All members of the cast and crew, mostly UW-Madison undergraduate theatre education majors, conduct workshops in the dozen or so elementary schools that the play will visit.

Education team director Takeo Fujikura, a Ph.D. candidate in the UW-Madison Theatre for Young Audiences program, is a renowned mime artist in his native Japan. He says that working on "Wondrous Tales" really brings what he is learning in his classes into sharp focus, and gives it fresh perspective.

"Teaching is very different in Japan and the United States," he says. "Japanese students postpone questioning of what they are learning until they have completed a very long period of observation. Here, students are encouraged to question what they are learning right from the beginning."

Fujikura and Furumoto have known each other for upwards of 20 years. Since Furumoto was an observer at the National Theatre of Japan Kabuki Training Program, he is able to blend expertly Eastern and Western teaching and directing styles, giving his students a new way to approach their education. For his part, Furumoto finds that he too is growing as both an artist, a scholar and a teacher through his involvement with the project.

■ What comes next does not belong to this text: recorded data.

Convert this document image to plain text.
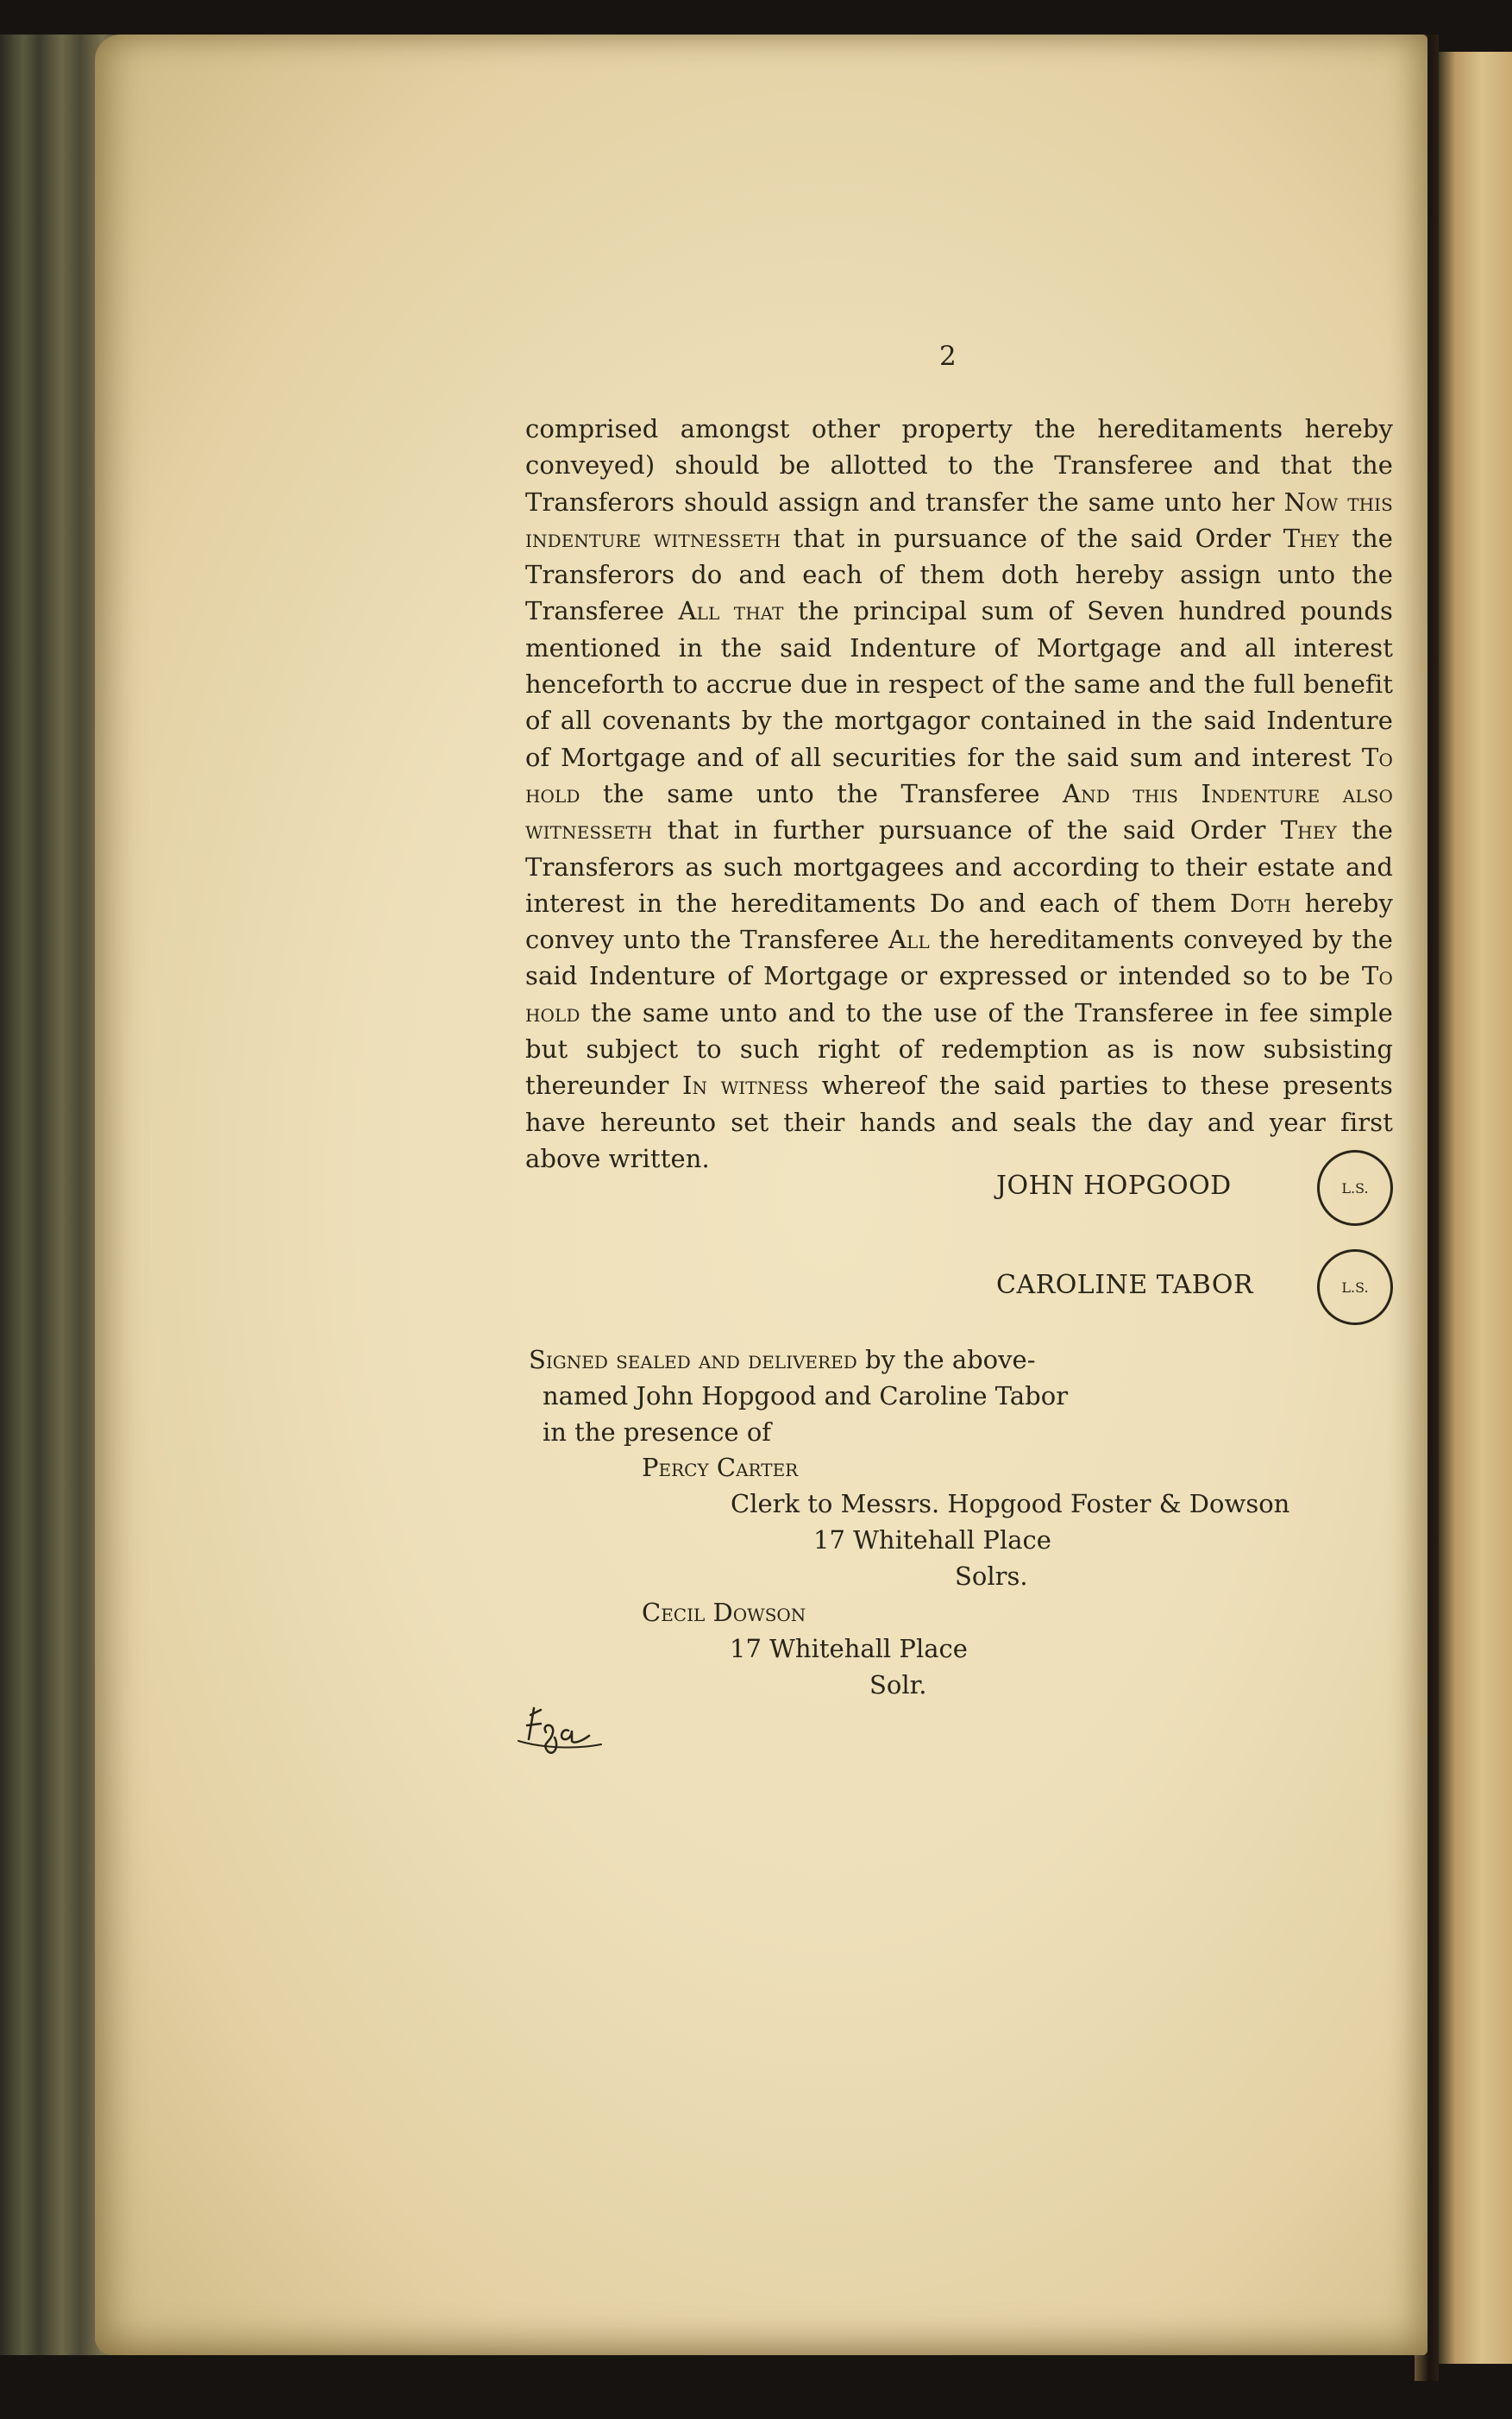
2

comprised amongst other property the hereditaments hereby conveyed) should be allotted to the Transferee and that the Transferors should assign and transfer the same unto her Now this indenture witnesseth that in pursuance of the said Order They the Transferors do and each of them doth hereby assign unto the Transferee All that the principal sum of Seven hundred pounds mentioned in the said Indenture of Mortgage and all interest henceforth to accrue due in respect of the same and the full benefit of all covenants by the mortgagor contained in the said Indenture of Mortgage and of all securities for the said sum and interest To hold the same unto the Transferee And this Indenture also witnesseth that in further pursuance of the said Order They the Transferors as such mortgagees and according to their estate and interest in the hereditaments Do and each of them Doth hereby convey unto the Transferee All the hereditaments conveyed by the said Indenture of Mortgage or expressed or intended so to be To hold the same unto and to the use of the Transferee in fee simple but subject to such right of redemption as is now subsisting thereunder In witness whereof the said parties to these presents have hereunto set their hands and seals the day and year first above written.

JOHN HOPGOOD	L.S.
CAROLINE TABOR	L.S.

Signed sealed and delivered by the above-

named John Hopgood and Caroline Tabor

in the presence of

Percy Carter

Clerk to Messrs. Hopgood Foster & Dowson

17 Whitehall Place

Solrs.

Cecil Dowson

17 Whitehall Place

Solr.
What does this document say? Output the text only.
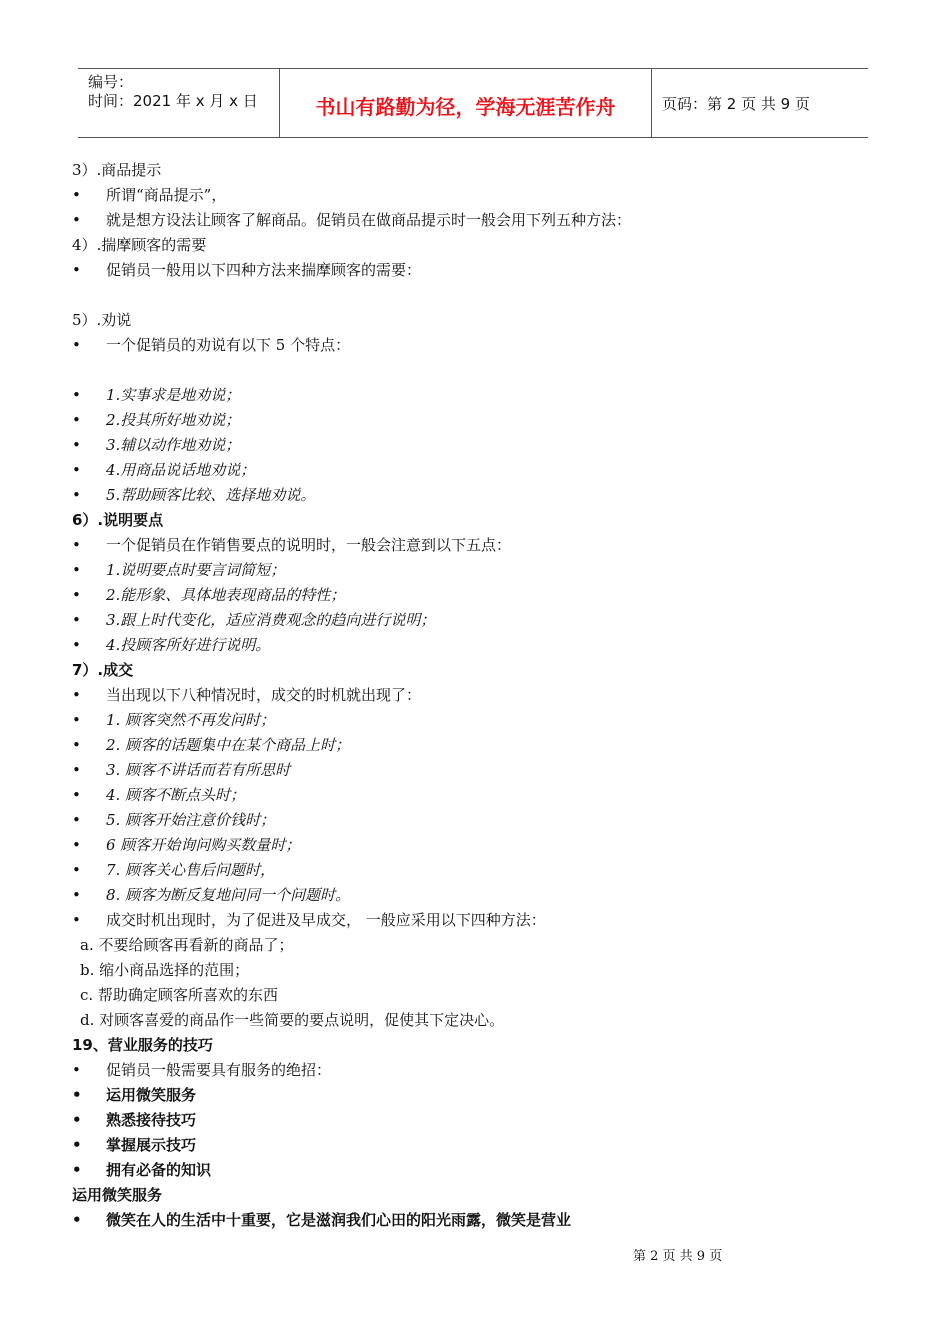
编号：
时间：2021 年 x 月 x 日	书山有路勤为径，学海无涯苦作舟	页码：第 2 页 共 9 页
3）.商品提示
• 所谓“商品提示”，
• 就是想方设法让顾客了解商品。促销员在做商品提示时一般会用下列五种方法：
4）.揣摩顾客的需要
• 促销员一般用以下四种方法来揣摩顾客的需要：
5）.劝说
• 一个促销员的劝说有以下 5 个特点：
• 1.实事求是地劝说；
• 2.投其所好地劝说；
• 3.辅以动作地劝说；
• 4.用商品说话地劝说；
• 5.帮助顾客比较、选择地劝说。
6）.说明要点
• 一个促销员在作销售要点的说明时，一般会注意到以下五点：
• 1.说明要点时要言词简短；
• 2.能形象、具体地表现商品的特性；
• 3.跟上时代变化，适应消费观念的趋向进行说明；
• 4.投顾客所好进行说明。
7）.成交
• 当出现以下八种情况时，成交的时机就出现了：
• 1. 顾客突然不再发问时；
• 2. 顾客的话题集中在某个商品上时；
• 3. 顾客不讲话而若有所思时
• 4. 顾客不断点头时；
• 5. 顾客开始注意价钱时；
• 6 顾客开始询问购买数量时；
• 7. 顾客关心售后问题时，
• 8. 顾客为断反复地问同一个问题时。
• 成交时机出现时，为了促进及早成交， 一般应采用以下四种方法：
a. 不要给顾客再看新的商品了；
b. 缩小商品选择的范围；
c. 帮助确定顾客所喜欢的东西
d. 对顾客喜爱的商品作一些简要的要点说明，促使其下定决心。
19、营业服务的技巧
• 促销员一般需要具有服务的绝招：
• 运用微笑服务
• 熟悉接待技巧
• 掌握展示技巧
• 拥有必备的知识
运用微笑服务
• 微笑在人的生活中十重要，它是滋润我们心田的阳光雨露，微笑是营业
第 2 页 共 9 页
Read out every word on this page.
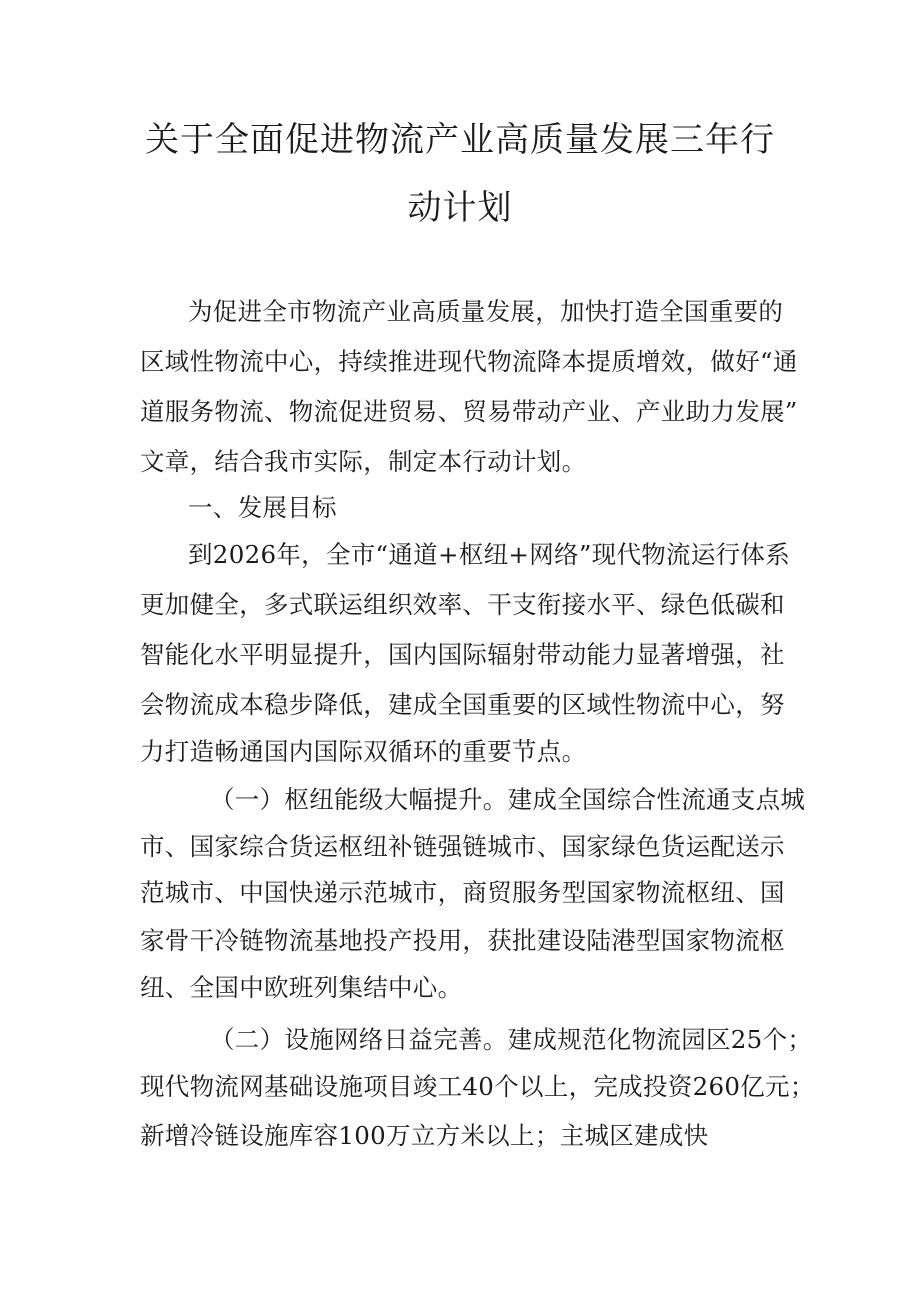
关于全面促进物流产业高质量发展三年行
动计划
为促进全市物流产业高质量发展，加快打造全国重要的
区域性物流中心，持续推进现代物流降本提质增效，做好“通
道服务物流、物流促进贸易、贸易带动产业、产业助力发展”
文章，结合我市实际，制定本行动计划。
一、发展目标
到2026年，全市“通道+枢纽+网络”现代物流运行体系
更加健全，多式联运组织效率、干支衔接水平、绿色低碳和
智能化水平明显提升，国内国际辐射带动能力显著增强，社
会物流成本稳步降低，建成全国重要的区域性物流中心，努
力打造畅通国内国际双循环的重要节点。
（一）枢纽能级大幅提升。建成全国综合性流通支点城
市、国家综合货运枢纽补链强链城市、国家绿色货运配送示
范城市、中国快递示范城市，商贸服务型国家物流枢纽、国
家骨干冷链物流基地投产投用，获批建设陆港型国家物流枢
纽、全国中欧班列集结中心。
（二）设施网络日益完善。建成规范化物流园区25个；
现代物流网基础设施项目竣工40个以上，完成投资260亿元；
新增冷链设施库容100万立方米以上；主城区建成快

"I've been asked to consider writing other Kabuki plays based on Japanese stories and myths. It keeps me reading and improving my performing abilities," he says. "I look upon this project as a way of honoring the time my teachers invested in me, and also as a way of passing on Japanese traditions and my love of Kabuki theater."

However, Furumoto says that quite possibly, the most important goal for the production is something else altogether: "I hope that audiences - and the cast and crew - come away with an appreciation for the importance of telling stories to their children and to each other to keep alive the rich storytelling tradition that exists all over the world."

The “Wondrous Tales of Old Japan” performance at UWFox is sponsored the by the UW-Madison Speakers’ Bureau. The University of Wisconsin-Fox Valley is located at 1478 Midway Road, Menasha. Free parking is available on the west side of the campus.